It was dark. Ugly.

And it was here.

A deep throb came from the far corner of the room, from a mirror mounted on the wall, framed in dark, rune-carved wood. Hands encased in armor tipped with bright steel claws ripped through the canvas covering. Goblins came through, armed with blades and crossbows. They were between us and the door; we were between them and Carnades’s mirror.

Like I said, ugly.

Nine Khrynsani, two of them mages. That was as accurate a count as I could get or cared to get as I scurried to the left to give myself room to fight. I left the power packers to Mychael and Justinius. I had a sword in each hand and balanced on the balls of my feet, ready to move in whatever direction the closest goblin picked. More Khrynsani poured through the mirror like a black-armored wave, and Piaras’s voice rang out from behind me, a commanding baritone aimed at the Khrynsani. I recognized the quickly cascading notes and words as a spellsong I’d heard Mychael use before. The goblins should have dropped in their tracks.

They kept coming.

With some kind of dark plugs in their ears.

Oh crap.

They’d known spellsingers would be guarding the mirror room.

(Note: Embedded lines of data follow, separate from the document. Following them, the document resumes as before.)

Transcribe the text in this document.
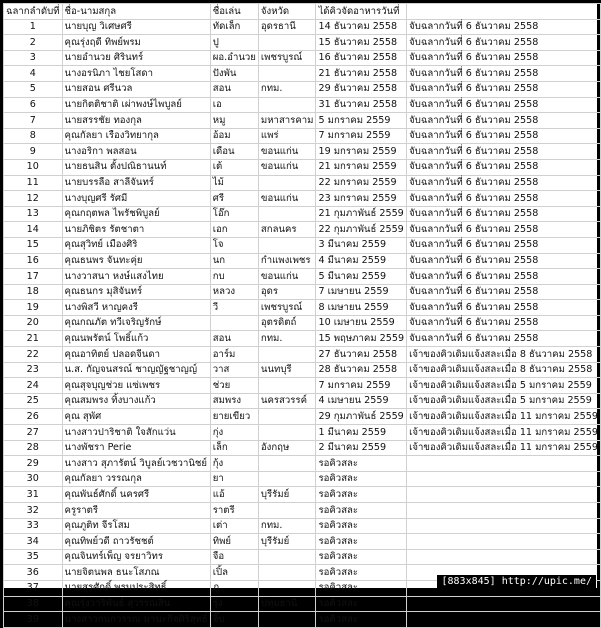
ฉลากลำดับที่	ชื่อ-นามสกุล	ชื่อเล่น	จังหวัด	ได้คิวจัดอาหารวันที่	
1	นายบุญ วิเศษศรี	ทัดเล็ก	อุดรธานี	14 ธันวาคม 2558	จับฉลากวันที่ 6 ธันวาคม 2558
2	คุณรุ่งฤดี ทิพย์พรม	ปู		15 ธันวาคม 2558	จับฉลากวันที่ 6 ธันวาคม 2558
3	นายอำนวย ศิรินทร์	ผอ.อำนวย	เพชรบูรณ์	16 ธันวาคม 2558	จับฉลากวันที่ 6 ธันวาคม 2558
4	นางอรนิภา ไชยโสดา	ปังพัน		21 ธันวาคม 2558	จับฉลากวันที่ 6 ธันวาคม 2558
5	นายสอน ศรีนวล	สอน	กทม.	29 ธันวาคม 2558	จับฉลากวันที่ 6 ธันวาคม 2558
6	นายกิตติชาติ เผ่าพงษ์ไพบูลย์	เอ		31 ธันวาคม 2558	จับฉลากวันที่ 6 ธันวาคม 2558
7	นายสรรชัย ทองกุล	หมู	มหาสารคาม	5 มกราคม 2559	จับฉลากวันที่ 6 ธันวาคม 2558
8	คุณกัลยา เรืองวิทยากุล	อ้อม	แพร่	7 มกราคม 2559	จับฉลากวันที่ 6 ธันวาคม 2558
9	นางอริกา พลสอน	เดือน	ขอนแก่น	19 มกราคม 2559	จับฉลากวันที่ 6 ธันวาคม 2558
10	นายธนสิน ตั้งปณิธานนท์	เต้	ขอนแก่น	21 มกราคม 2559	จับฉลากวันที่ 6 ธันวาคม 2558
11	นายบรรลือ สาลีจันทร์	ไม้		22 มกราคม 2559	จับฉลากวันที่ 6 ธันวาคม 2558
12	นางบุญศรี รัศมี	ศรี	ขอนแก่น	23 มกราคม 2559	จับฉลากวันที่ 6 ธันวาคม 2558
13	คุณกฤตพล ไพรัชพิบูลย์	โอ๊ก		21 กุมภาพันธ์ 2559	จับฉลากวันที่ 6 ธันวาคม 2558
14	นายภิชิตร รัตชาตา	เอก	สกลนคร	22 กุมภาพันธ์ 2559	จับฉลากวันที่ 6 ธันวาคม 2558
15	คุณสุวิทย์ เมืองศิริ	โจ		3 มีนาคม 2559	จับฉลากวันที่ 6 ธันวาคม 2558
16	คุณธนพร จันทะคุ่ย	นก	กำแพงเพชร	4 มีนาคม 2559	จับฉลากวันที่ 6 ธันวาคม 2558
17	นางวาสนา หงษ์แสงไทย	กบ	ขอนแก่น	5 มีนาคม 2559	จับฉลากวันที่ 6 ธันวาคม 2558
18	คุณธนกร มุสิจันทร์	หลวง	อุดร	7 เมษายน 2559	จับฉลากวันที่ 6 ธันวาคม 2558
19	นางพิสวี หาญคงรี	วี	เพชรบูรณ์	8 เมษายน 2559	จับฉลากวันที่ 6 ธันวาคม 2558
20	คุณกณภัต ทวีเจริญรักษ์		อุตรดิตถ์	10 เมษายน 2559	จับฉลากวันที่ 6 ธันวาคม 2558
21	คุณนพรัตน์ โพธิ์แก้ว	สอน	กทม.	15 พฤษภาคม 2559	จับฉลากวันที่ 6 ธันวาคม 2558
22	คุณอาทิตย์ ปลอดจีนดา	อาร์ม		27 ธันวาคม 2558	เจ้าของคิวเดิมแจ้งสละเมื่อ 8 ธันวาคม 2558
23	น.ส. กัญจนสรณ์ ชาญญัฐชาญญ์	วาส	นนทบุรี	28 ธันวาคม 2558	เจ้าของคิวเดิมแจ้งสละเมื่อ 8 ธันวาคม 2558
24	คุณสุจบุญช่วย แซ่เพชร	ช่วย		7 มกราคม 2559	เจ้าของคิวเดิมแจ้งสละเมื่อ 5 มกราคม 2559
25	คุณสมพรง ทิ้งบางแก้ว	สมพรง	นครสวรรค์	4 เมษายน 2559	เจ้าของคิวเดิมแจ้งสละเมื่อ 5 มกราคม 2559
26	คุณ สุพัศ	ยายเขียว		29 กุมภาพันธ์ 2559	เจ้าของคิวเดิมแจ้งสละเมื่อ 11 มกราคม 2559
27	นางสาวปาริชาติ ใจสักแว่น	กุ่ง		1 มีนาคม 2559	เจ้าของคิวเดิมแจ้งสละเมื่อ 11 มกราคม 2559
28	นางพัชรา Perie	เล็ก	อังกฤษ	2 มีนาคม 2559	เจ้าของคิวเดิมแจ้งสละเมื่อ 11 มกราคม 2559
29	นางสาว สุภารัตน์ วิบูลย์เวชวานิชย์	กุ้ง		รอคิวสละ	
30	คุณกัลยา วรรณกุล	ยา		รอคิวสละ	
31	คุณพันธ์ศักดิ์ นครศรี	แอ้	บุรีรัมย์	รอคิวสละ	
32	ครูราตรี	ราตรี		รอคิวสละ	
33	คุณภูติท จีรโสม	เต่า	กทม.	รอคิวสละ	
34	คุณทิพย์วดี ถาวรัชชต์	ทิพย์	บุรีรัมย์	รอคิวสละ	
35	คุณจินทร์เพ็ญ จรยาวิทร	จือ		รอคิวสละ	
36	นายจิตนพล ธนะโสภณ	เปิ้ล		รอคิวสละ	
37	นายสุรศักดิ์ พรมประสิทธิ์	ภู		รอคิวสละ	
38	คุณรุ่งวาริพันธ์ สุวรรณสิน	รุ่ง	ปทุมธานี	รอคิวสละ	
39	นางสาวกนกวรรณ มานะกิจศิริสุทธิ์	จิ๊บ		รอคิวสละ	
[883x845] http://upic.me/
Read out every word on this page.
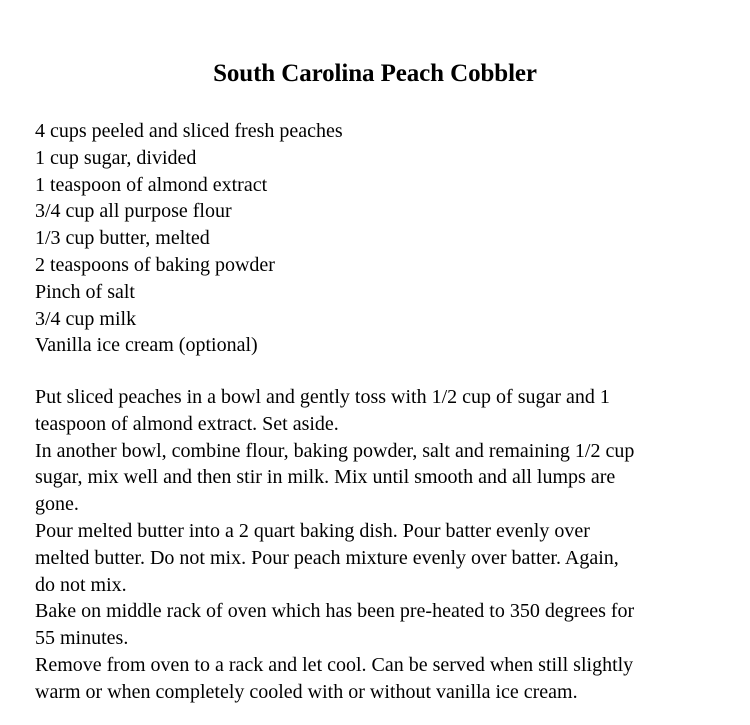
South Carolina Peach Cobbler
4 cups peeled and sliced fresh peaches
1 cup sugar, divided
1 teaspoon of almond extract
3/4 cup all purpose flour
1/3 cup butter, melted
2 teaspoons of baking powder
Pinch of salt
3/4 cup milk
Vanilla ice cream (optional)

Put sliced peaches in a bowl and gently toss with 1/2 cup of sugar and 1
teaspoon of almond extract. Set aside.

In another bowl, combine flour, baking powder, salt and remaining 1/2 cup
sugar, mix well and then stir in milk. Mix until smooth and all lumps are
gone.

Pour melted butter into a 2 quart baking dish. Pour batter evenly over
melted butter. Do not mix. Pour peach mixture evenly over batter. Again,
do not mix.

Bake on middle rack of oven which has been pre-heated to 350 degrees for
55 minutes.

Remove from oven to a rack and let cool. Can be served when still slightly
warm or when completely cooled with or without vanilla ice cream.
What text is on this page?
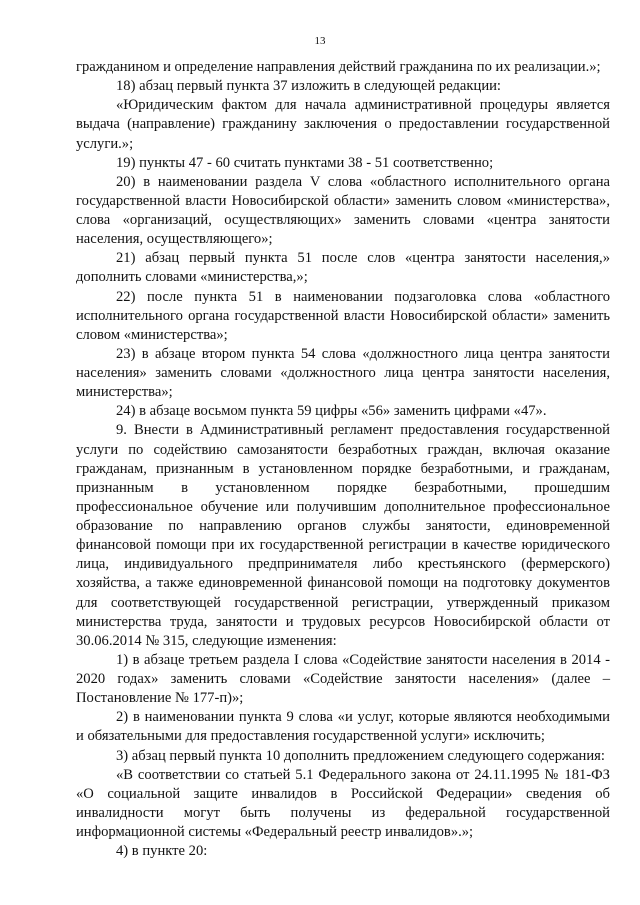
13

гражданином и определение направления действий гражданина по их реализации.»;

18) абзац первый пункта 37 изложить в следующей редакции:

«Юридическим фактом для начала административной процедуры является выдача (направление) гражданину заключения о предоставлении государственной услуги.»;

19) пункты 47 - 60 считать пунктами 38 - 51 соответственно;

20) в наименовании раздела V слова «областного исполнительного органа государственной власти Новосибирской области» заменить словом «министерства», слова «организаций, осуществляющих» заменить словами «центра занятости населения, осуществляющего»;

21) абзац первый пункта 51 после слов «центра занятости населения,» дополнить словами «министерства,»;

22) после пункта 51 в наименовании подзаголовка слова «областного исполнительного органа государственной власти Новосибирской области» заменить словом «министерства»;

23) в абзаце втором пункта 54 слова «должностного лица центра занятости населения» заменить словами «должностного лица центра занятости населения, министерства»;

24) в абзаце восьмом пункта 59 цифры «56» заменить цифрами «47».

9. Внести в Административный регламент предоставления государственной услуги по содействию самозанятости безработных граждан, включая оказание гражданам, признанным в установленном порядке безработными, и гражданам, признанным в установленном порядке безработными, прошедшим профессиональное обучение или получившим дополнительное профессиональное образование по направлению органов службы занятости, единовременной финансовой помощи при их государственной регистрации в качестве юридического лица, индивидуального предпринимателя либо крестьянского (фермерского) хозяйства, а также единовременной финансовой помощи на подготовку документов для соответствующей государственной регистрации, утвержденный приказом министерства труда, занятости и трудовых ресурсов Новосибирской области от 30.06.2014 № 315, следующие изменения:

1) в абзаце третьем раздела I слова «Содействие занятости населения в 2014 - 2020 годах» заменить словами «Содействие занятости населения» (далее – Постановление № 177-п)»;

2) в наименовании пункта 9 слова «и услуг, которые являются необходимыми и обязательными для предоставления государственной услуги» исключить;

3) абзац первый пункта 10 дополнить предложением следующего содержания:

«В соответствии со статьей 5.1 Федерального закона от 24.11.1995 № 181-ФЗ «О социальной защите инвалидов в Российской Федерации» сведения об инвалидности могут быть получены из федеральной государственной информационной системы «Федеральный реестр инвалидов».»;

4) в пункте 20:
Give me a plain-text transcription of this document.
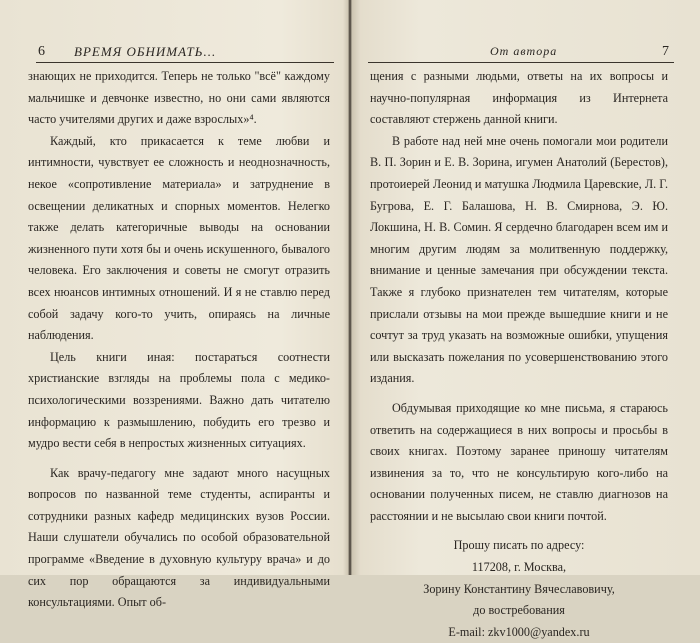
6 ВРЕМЯ ОБНИМАТЬ...

знающих не приходится. Теперь не только "всё" каждому мальчишке и девчонке известно, но они сами являются часто учителями других и даже взрослых»⁴.

Каждый, кто прикасается к теме любви и интимности, чувствует ее сложность и неоднозначность, некое «сопротивление материала» и затруднение в освещении деликатных и спорных моментов. Нелегко также делать категоричные выводы на основании жизненного пути хотя бы и очень искушенного, бывалого человека. Его заключения и советы не смогут отразить всех нюансов интимных отношений. И я не ставлю перед собой задачу кого-то учить, опираясь на личные наблюдения.

Цель книги иная: постараться соотнести христианские взгляды на проблемы пола с медико-психологическими воззрениями. Важно дать читателю информацию к размышлению, побудить его трезво и мудро вести себя в непростых жизненных ситуациях.

Как врачу-педагогу мне задают много насущных вопросов по названной теме студенты, аспиранты и сотрудники разных кафедр медицинских вузов России. Наши слушатели обучались по особой образовательной программе «Введение в духовную культуру врача» и до сих пор обращаются за индивидуальными консультациями. Опыт об-

От автора	7

щения с разными людьми, ответы на их вопросы и научно-популярная информация из Интернета составляют стержень данной книги.

В работе над ней мне очень помогали мои родители В. П. Зорин и Е. В. Зорина, игумен Анатолий (Берестов), протоиерей Леонид и матушка Людмила Царевские, Л. Г. Бугрова, Е. Г. Балашова, Н. В. Смирнова, Э. Ю. Локшина, Н. В. Сомин. Я сердечно благодарен всем им и многим другим людям за молитвенную поддержку, внимание и ценные замечания при обсуждении текста. Также я глубоко признателен тем читателям, которые прислали отзывы на мои прежде вышедшие книги и не сочтут за труд указать на возможные ошибки, упущения или высказать пожелания по усовершенствованию этого издания.

Обдумывая приходящие ко мне письма, я стараюсь ответить на содержащиеся в них вопросы и просьбы в своих книгах. Поэтому заранее приношу читателям извинения за то, что не консультирую кого-либо на основании полученных писем, не ставлю диагнозов на расстоянии и не высылаю свои книги почтой.

Прошу писать по адресу:
117208, г. Москва,
Зорину Константину Вячеславовичу,
до востребования
E-mail: zkv1000@yandex.ru
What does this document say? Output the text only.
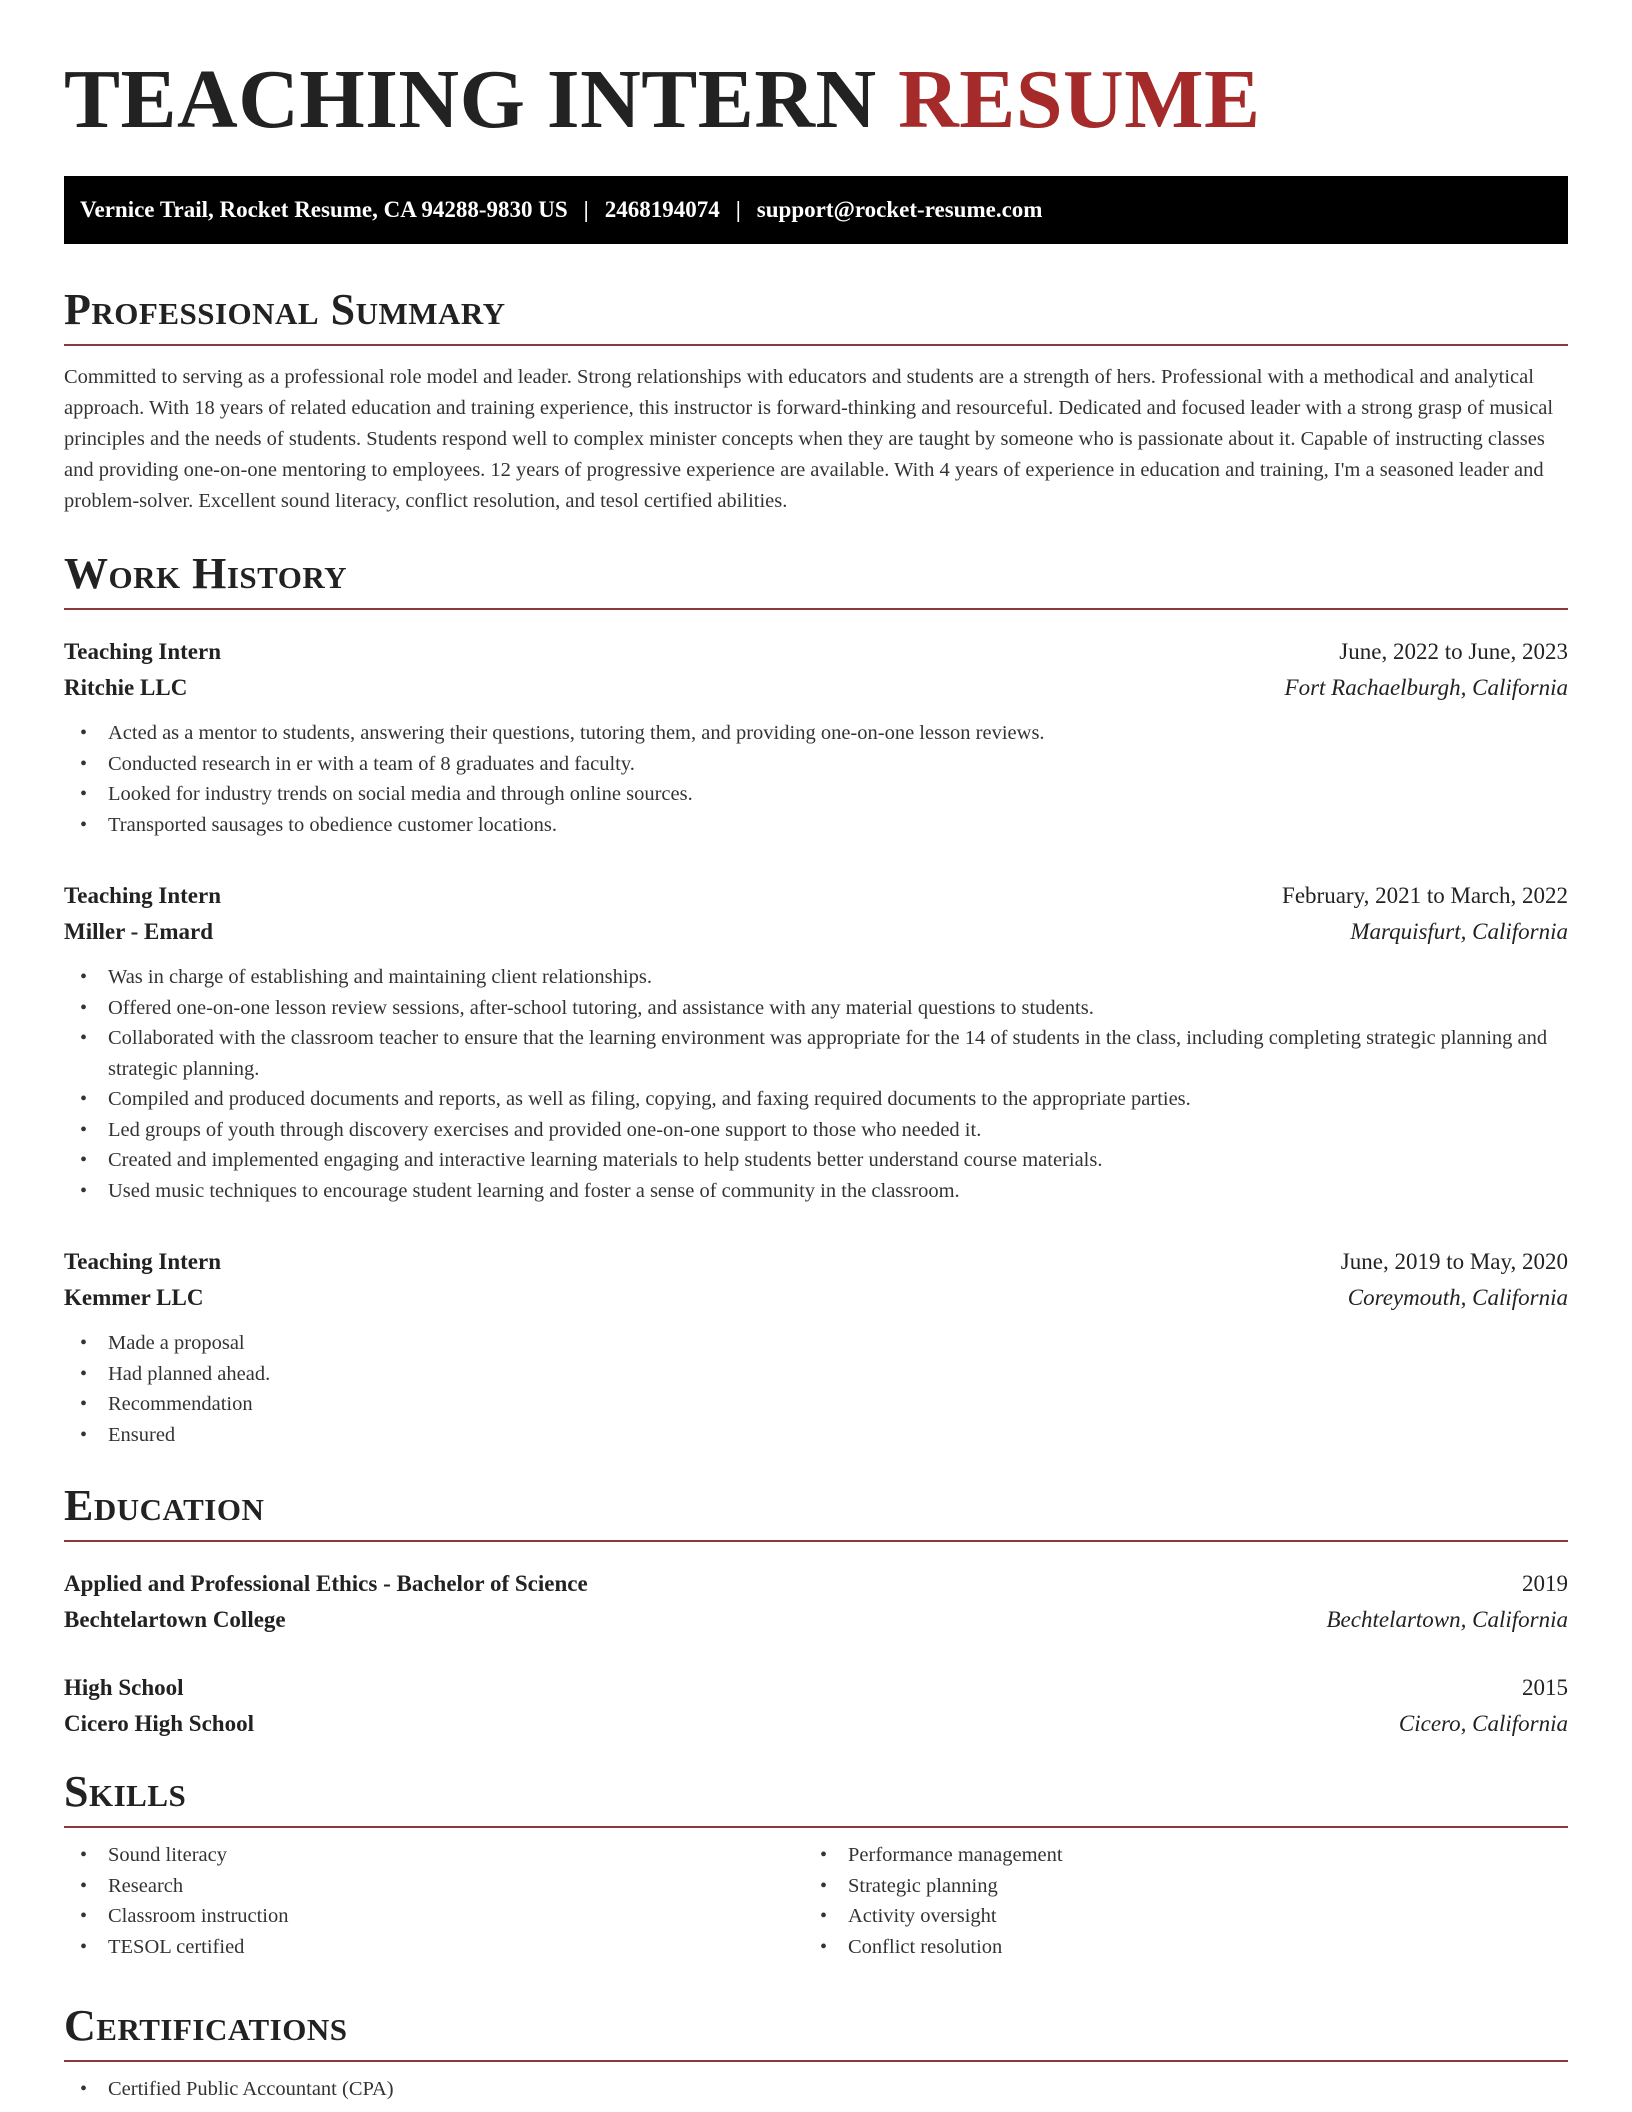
TEACHING INTERN RESUME
Vernice Trail, Rocket Resume, CA 94288-9830 US | 2468194074 | support@rocket-resume.com
Professional Summary

Committed to serving as a professional role model and leader. Strong relationships with educators and students are a strength of hers. Professional with a methodical and analytical approach. With 18 years of related education and training experience, this instructor is forward-thinking and resourceful. Dedicated and focused leader with a strong grasp of musical principles and the needs of students. Students respond well to complex minister concepts when they are taught by someone who is passionate about it. Capable of instructing classes and providing one-on-one mentoring to employees. 12 years of progressive experience are available. With 4 years of experience in education and training, I'm a seasoned leader and problem-solver. Excellent sound literacy, conflict resolution, and tesol certified abilities.

Work History
Teaching Intern	June, 2022 to June, 2023
Ritchie LLC	Fort Rachaelburgh, California
• Acted as a mentor to students, answering their questions, tutoring them, and providing one-on-one lesson reviews.
• Conducted research in er with a team of 8 graduates and faculty.
• Looked for industry trends on social media and through online sources.
• Transported sausages to obedience customer locations.
Teaching Intern	February, 2021 to March, 2022
Miller - Emard	Marquisfurt, California
• Was in charge of establishing and maintaining client relationships.
• Offered one-on-one lesson review sessions, after-school tutoring, and assistance with any material questions to students.
• Collaborated with the classroom teacher to ensure that the learning environment was appropriate for the 14 of students in the class, including completing strategic planning and strategic planning.
• Compiled and produced documents and reports, as well as filing, copying, and faxing required documents to the appropriate parties.
• Led groups of youth through discovery exercises and provided one-on-one support to those who needed it.
• Created and implemented engaging and interactive learning materials to help students better understand course materials.
• Used music techniques to encourage student learning and foster a sense of community in the classroom.
Teaching Intern	June, 2019 to May, 2020
Kemmer LLC	Coreymouth, California
• Made a proposal
• Had planned ahead.
• Recommendation
• Ensured
Education
Applied and Professional Ethics - Bachelor of Science	2019
Bechtelartown College	Bechtelartown, California
High School	2015
Cicero High School	Cicero, California
Skills
• Sound literacy
• Research
• Classroom instruction
• TESOL certified
• Performance management
• Strategic planning
• Activity oversight
• Conflict resolution
Certifications
• Certified Public Accountant (CPA)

We’d been betrayed from the inside out. Now our enemies were in here with us and deaf as doornails to any spellsong Piaras or Mychael could throw at them.

“Where’s Tam?” Piaras shouted. I wasn’t the only one who knew we needed to get through that mirror while we still could.

I parried a lunge that came entirely too close to finding its mark. “Good damned question.”

Piaras had a sword in one hand, a long parrying dagger in the other, and was putting both to good use. His opponents lately had had a fatal tendency to underestimate him because of his young age and brown eyes.